RESTITUIÇÃO PROVISÓRIA DE POSSE
Sumário
I– O procedimento cautelar de restituição provisória de posse possui natureza antecipatória, pois assegura a satisfação provisória do possuidor, traduzindo-se num mecanismo de defesa da posse, do qual aquele se serve contra actos de esbulho violentos, de forma a garantir, célere e eficazmente, a reconstituição ou reposição da situação possessória anterior e impedir o persistir de um estado danosos e agravante dos danos; II– O processo judiciário de defesa da posse destina-se, assim, à protecção do estado de facto que constitui a essência da posse contra qualquer acto que signifique uma ameaça, ou uma violação à existência da relação material, acautelando a perturbação do seu exercício e obrigando á restituição do objecto possessório sempre que o possuidor dele tenha sido esbulhado, salvaguardando, deste modo, o processo possessório aquele estado de facto, enquanto não for demonstrado que não corresponde a uma concreta relação jurídica; III– no procedimento cautelar de restituição provisória de posse, a característica da provisoriedade surge potenciada ou redobrada pois, se por um lado a sua procedência depende de uma sumária prova da posse, por outro, fica igualmente dependente da não invocação, com sucesso, da questão da titularidade do direito – cf., 2ª parte, do nº. 1, do artº. 1278º, do Cód. Civil -, capaz de inoperacionalizar a simples tutela daquele direito aparente; IV– é sobre os Requerentes da presente providência cautelar que incide o ónus probatório dos factos constitutivos ou pressupostos, nomeadamente a posse, o esbulho e a violência; V–abarcando, com êxito, a oposição apresentada pelos Requeridos, nos termos da alínea b), do nº. 1, do artº. 372º, do Cód. de Processo Civil, a impugnação da qualidade de possuidores dos Requerentes, nomeadamente através da invocação do direito de propriedade sobre a parcela de terreno, que lhes é oponível (nos termos do citado 2º segmento do nº. 1, do transcrito artº. 1278º, do Cód. Civil), não pode subsistir a providência anteriormente decretada.
Texto Integral
ACORDAM os JUÍZES DESEMBARGADORES da 2ª SECÇÃO da RELAÇÃO de LISBOA o seguinte [1]:
I–RELATÓRIO:
1–JD…, residente à Rua …, nº …, Edifício …, Bl. …, fr. B,– C... L..., e VIVEIROSOUSA, LDA., pessoa colectiva e matriculada na Conservatória do Registo Comercial de C... L... sob o número único de matrícula/NIPC 51.....5, com sede ao C... H..., nº...50, CP 9...-0..., freguesia e concelho de C... L..., vieram intentar a presente providência cautelar de restituição provisória de posse contra:
JC… e mulher MM…, residentes ao Caminho …, nº … freguesia e concelho de C... L..., deduzindo o seguinte petitório:
- que seja ordenada a restituição provisória da posse “(…) DA PARCELA DE TERRENO com sensivelmente 4,5m de largura e 3,5m de cumprimento (área de 15,75 m2), do prédio indicado no artigo 6 do presente articulado, pertencente aos Requeridos, conforme documento junto sob o nº 5”.

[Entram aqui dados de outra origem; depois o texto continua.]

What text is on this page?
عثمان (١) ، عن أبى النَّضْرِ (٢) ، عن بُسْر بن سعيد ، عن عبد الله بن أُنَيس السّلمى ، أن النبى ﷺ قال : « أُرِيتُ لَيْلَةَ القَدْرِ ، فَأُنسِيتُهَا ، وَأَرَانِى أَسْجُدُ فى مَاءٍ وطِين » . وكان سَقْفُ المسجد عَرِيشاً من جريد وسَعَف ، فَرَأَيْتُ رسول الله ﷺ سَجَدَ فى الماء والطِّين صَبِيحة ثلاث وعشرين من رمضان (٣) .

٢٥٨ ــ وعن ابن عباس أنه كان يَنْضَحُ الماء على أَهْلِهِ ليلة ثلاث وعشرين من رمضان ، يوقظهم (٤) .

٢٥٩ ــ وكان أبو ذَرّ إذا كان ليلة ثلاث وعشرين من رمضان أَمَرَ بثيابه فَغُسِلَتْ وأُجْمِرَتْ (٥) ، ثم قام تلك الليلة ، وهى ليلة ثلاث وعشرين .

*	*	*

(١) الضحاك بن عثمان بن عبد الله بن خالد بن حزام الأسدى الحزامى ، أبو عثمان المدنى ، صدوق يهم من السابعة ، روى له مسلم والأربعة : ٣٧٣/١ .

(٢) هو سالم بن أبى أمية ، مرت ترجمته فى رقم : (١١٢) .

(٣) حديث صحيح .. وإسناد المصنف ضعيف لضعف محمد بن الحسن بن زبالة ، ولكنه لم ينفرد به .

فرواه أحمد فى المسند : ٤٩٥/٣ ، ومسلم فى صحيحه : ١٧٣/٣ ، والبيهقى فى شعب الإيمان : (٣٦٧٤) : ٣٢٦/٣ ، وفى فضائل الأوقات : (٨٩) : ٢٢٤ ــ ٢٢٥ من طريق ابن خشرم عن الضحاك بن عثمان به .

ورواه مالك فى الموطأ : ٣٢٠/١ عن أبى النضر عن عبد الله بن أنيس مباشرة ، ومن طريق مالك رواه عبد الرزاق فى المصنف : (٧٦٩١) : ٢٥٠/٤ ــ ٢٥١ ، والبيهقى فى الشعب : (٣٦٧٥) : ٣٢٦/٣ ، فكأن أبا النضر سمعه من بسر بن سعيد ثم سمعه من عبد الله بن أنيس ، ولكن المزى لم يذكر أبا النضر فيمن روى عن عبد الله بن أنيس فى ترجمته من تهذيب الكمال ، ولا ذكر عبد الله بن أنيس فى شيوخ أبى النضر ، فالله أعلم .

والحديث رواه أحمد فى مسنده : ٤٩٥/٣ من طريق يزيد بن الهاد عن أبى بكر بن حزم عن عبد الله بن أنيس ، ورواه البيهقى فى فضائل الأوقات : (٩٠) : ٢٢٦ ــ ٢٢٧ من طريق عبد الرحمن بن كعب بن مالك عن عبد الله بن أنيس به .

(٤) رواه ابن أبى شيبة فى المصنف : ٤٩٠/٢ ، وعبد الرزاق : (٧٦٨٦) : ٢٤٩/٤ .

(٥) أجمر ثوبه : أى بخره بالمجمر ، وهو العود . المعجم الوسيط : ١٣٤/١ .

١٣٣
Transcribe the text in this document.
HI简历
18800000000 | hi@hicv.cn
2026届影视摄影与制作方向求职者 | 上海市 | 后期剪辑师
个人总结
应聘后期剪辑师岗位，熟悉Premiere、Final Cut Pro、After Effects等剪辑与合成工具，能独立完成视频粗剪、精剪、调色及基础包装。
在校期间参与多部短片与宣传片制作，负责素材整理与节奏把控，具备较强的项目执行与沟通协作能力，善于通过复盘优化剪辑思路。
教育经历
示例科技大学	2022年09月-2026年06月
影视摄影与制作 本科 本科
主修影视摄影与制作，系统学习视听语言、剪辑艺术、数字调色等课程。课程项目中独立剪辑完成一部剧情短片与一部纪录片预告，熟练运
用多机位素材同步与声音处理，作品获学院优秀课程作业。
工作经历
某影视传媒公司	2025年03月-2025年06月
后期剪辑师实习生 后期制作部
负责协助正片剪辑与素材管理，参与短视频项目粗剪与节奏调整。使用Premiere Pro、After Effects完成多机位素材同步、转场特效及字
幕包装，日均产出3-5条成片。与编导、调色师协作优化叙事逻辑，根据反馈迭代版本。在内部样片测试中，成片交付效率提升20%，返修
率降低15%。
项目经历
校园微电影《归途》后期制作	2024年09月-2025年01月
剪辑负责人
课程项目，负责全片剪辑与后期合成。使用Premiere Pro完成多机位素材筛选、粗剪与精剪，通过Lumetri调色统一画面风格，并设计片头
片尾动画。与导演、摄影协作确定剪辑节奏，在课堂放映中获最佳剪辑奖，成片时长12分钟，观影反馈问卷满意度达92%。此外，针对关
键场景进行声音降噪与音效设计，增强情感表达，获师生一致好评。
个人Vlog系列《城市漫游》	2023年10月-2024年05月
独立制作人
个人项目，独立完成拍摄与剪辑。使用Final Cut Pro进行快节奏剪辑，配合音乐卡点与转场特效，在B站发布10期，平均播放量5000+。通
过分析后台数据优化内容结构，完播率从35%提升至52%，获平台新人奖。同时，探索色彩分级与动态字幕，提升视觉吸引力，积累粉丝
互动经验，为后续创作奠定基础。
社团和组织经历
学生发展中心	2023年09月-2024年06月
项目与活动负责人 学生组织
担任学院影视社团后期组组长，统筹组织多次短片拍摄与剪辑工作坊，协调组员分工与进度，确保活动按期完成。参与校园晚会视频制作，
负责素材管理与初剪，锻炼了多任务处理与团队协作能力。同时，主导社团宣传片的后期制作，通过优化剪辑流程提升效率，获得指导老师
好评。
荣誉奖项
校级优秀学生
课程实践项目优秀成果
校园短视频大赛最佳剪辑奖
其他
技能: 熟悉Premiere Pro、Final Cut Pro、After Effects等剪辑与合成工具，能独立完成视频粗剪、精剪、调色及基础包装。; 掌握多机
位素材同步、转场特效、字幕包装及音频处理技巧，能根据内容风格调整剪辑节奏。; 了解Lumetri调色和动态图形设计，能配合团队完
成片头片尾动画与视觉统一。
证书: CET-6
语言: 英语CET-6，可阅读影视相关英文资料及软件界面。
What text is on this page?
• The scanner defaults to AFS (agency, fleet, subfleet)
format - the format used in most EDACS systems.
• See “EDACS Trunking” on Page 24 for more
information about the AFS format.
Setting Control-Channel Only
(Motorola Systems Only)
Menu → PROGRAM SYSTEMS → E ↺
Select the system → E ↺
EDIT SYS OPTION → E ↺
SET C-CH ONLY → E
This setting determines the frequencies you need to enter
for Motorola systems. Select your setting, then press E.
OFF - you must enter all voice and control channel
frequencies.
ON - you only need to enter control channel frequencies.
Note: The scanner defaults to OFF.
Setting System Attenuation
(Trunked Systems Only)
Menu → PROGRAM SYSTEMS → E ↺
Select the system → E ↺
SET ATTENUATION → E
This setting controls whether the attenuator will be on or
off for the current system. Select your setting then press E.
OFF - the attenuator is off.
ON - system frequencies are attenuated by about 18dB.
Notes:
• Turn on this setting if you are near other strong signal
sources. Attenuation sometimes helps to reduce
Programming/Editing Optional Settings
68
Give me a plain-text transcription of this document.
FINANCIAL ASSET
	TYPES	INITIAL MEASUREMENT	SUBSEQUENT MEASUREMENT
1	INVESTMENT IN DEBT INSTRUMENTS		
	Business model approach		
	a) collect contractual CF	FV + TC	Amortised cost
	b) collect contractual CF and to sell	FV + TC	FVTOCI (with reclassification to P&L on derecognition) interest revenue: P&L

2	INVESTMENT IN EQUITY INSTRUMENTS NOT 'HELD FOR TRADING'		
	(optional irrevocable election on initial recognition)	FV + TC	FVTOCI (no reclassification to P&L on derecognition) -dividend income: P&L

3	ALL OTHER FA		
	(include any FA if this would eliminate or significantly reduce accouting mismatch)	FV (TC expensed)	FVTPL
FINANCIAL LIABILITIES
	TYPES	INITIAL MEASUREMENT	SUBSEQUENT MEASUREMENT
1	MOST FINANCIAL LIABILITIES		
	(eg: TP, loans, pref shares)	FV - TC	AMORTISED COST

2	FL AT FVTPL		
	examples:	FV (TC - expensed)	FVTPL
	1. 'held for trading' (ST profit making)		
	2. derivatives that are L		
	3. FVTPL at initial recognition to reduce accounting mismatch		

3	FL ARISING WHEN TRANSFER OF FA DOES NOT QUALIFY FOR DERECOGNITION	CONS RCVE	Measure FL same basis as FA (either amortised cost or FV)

Alegaram, em suma, o seguinte: –têm utilizado a referida parcela, como rampa de acesso às estufas da segunda Requerente, pelo menos, desde Fevereiro de 2016; –o que sucede por acordo de permuta com os Requeridos, utilizando a mesma para chegarem de carro e a pé até às estufas referidas; –tal sempre sucedeu sem qualquer oposição dos Requeridos, até que, a 15 de Março do corrente ano, colocaram um gradeamento e uma escadaria de ferro não permitindo o acesso, quer pedonal, que por veículo para as estufas dos Requerentes; –pelo que pretendem a restituição da posse da referida parcela, consubstanciada na citada “rampa de acesso”.
Os Requerentes juntaram documentos e arrolaram testemunhas, tendo o procedimento cautelar sido instaurado em 14/05/2020.
2–Conforme despacho de fls. 26, datado de 04/06/2020, foi designada data para a inquirição da prova testemunhal arrolada.
3–Tal inquirição veio a ocorrer conforma acta de fls. 27 e 28.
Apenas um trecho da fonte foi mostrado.